Open a .csv after using Dataframe.to_csv Python

Question

Is there a way to open a.csv file right after using Dataframe.to_csv?

Currently, I am using os.startfile to open the.csv file in a folder (search for.csv file and open it) - but I want to open the specific.csv I just created using df.to_csv.

Here is my current code using os.startfile:

dirName3 = r"\\xx\xx\SourceFolder"
fn2 = [f2 for f2 in os.listdir(dirName3)\
    if f2.endswith('.csv') and os.path.isfile(os.path.join(dirName3, f2))][0]
path3 = os.path.join(dirName3, fn2)
open1 = os.startfile(path3)

The above code will open the.csv file I've created but only if it is top of the folder. So if there are others in the folder it may not be at the top and may open a different file.

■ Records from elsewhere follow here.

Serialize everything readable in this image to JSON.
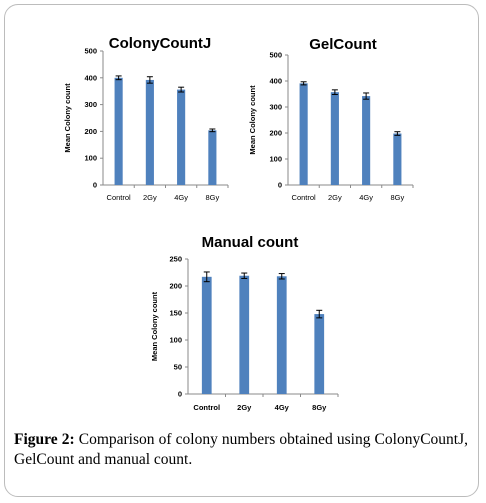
{
  "chart_data": [
    {
      "type": "bar",
      "title": "ColonyCountJ",
      "ylabel": "Mean Colony count",
      "xlabel": "",
      "categories": [
        "Control",
        "2Gy",
        "4Gy",
        "8Gy"
      ],
      "values": [
        400,
        392,
        356,
        204
      ],
      "errors": [
        7,
        12,
        9,
        5
      ],
      "ylim": [
        0,
        500
      ],
      "yticks": [
        "0",
        "100",
        "200",
        "300",
        "400",
        "500"
      ],
      "color": "#4f81bd",
      "grid": false
    },
    {
      "type": "bar",
      "title": "GelCount",
      "ylabel": "Mean Colony count",
      "xlabel": "",
      "categories": [
        "Control",
        "2Gy",
        "4Gy",
        "8Gy"
      ],
      "values": [
        391,
        357,
        342,
        198
      ],
      "errors": [
        6,
        9,
        12,
        7
      ],
      "ylim": [
        0,
        500
      ],
      "yticks": [
        "0",
        "100",
        "200",
        "300",
        "400",
        "500"
      ],
      "color": "#4f81bd",
      "grid": false
    },
    {
      "type": "bar",
      "title": "Manual count",
      "ylabel": "Mean Colony count",
      "xlabel": "",
      "categories": [
        "Control",
        "2Gy",
        "4Gy",
        "8Gy"
      ],
      "values": [
        217,
        219,
        218,
        148
      ],
      "errors": [
        9,
        5,
        5,
        7
      ],
      "ylim": [
        0,
        250
      ],
      "yticks": [
        "0",
        "50",
        "100",
        "150",
        "200",
        "250"
      ],
      "color": "#4f81bd",
      "grid": false
    }
  ],
  "caption": {
    "label": "Figure 2:",
    "text": "Comparison of colony numbers obtained using ColonyCountJ, GelCount and manual count."
  }
}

I also can't specify an absolute path because the.csv name (using df.to_csv) will change day to day based on user input. I also won't be able to search by date because there may be multiple files from the same day in the folder.

Any help appreciated.

Answer 1

Answering my own question after discussion with others in comments above.

Came up with this to solve the problem:

import os

dirName3 = r"\\xx\xx\Source Folder"
fn2 = [f2 for f2 in os.listdir(dirName3)\
    if f2.endswith(str(datetime.now().strftime('%d_%m_%y_')) + Qname1 + '.csv') and os.path.isfile(os.path.join(dirName3, f2))][0]
path3 = os.path.join(dirName3, fn2)
open1 = os.startfile(path3)

Using f.endswith - instead of '.csv' as in my original above, I used the same information I used to write the csv (using to_csv function which isn't included here). This really only works because I have included a date stamp in the file names - because the Qname1 (user input) can be similar for different days I need the date to differentiate between files.

Cheers stackoverflow.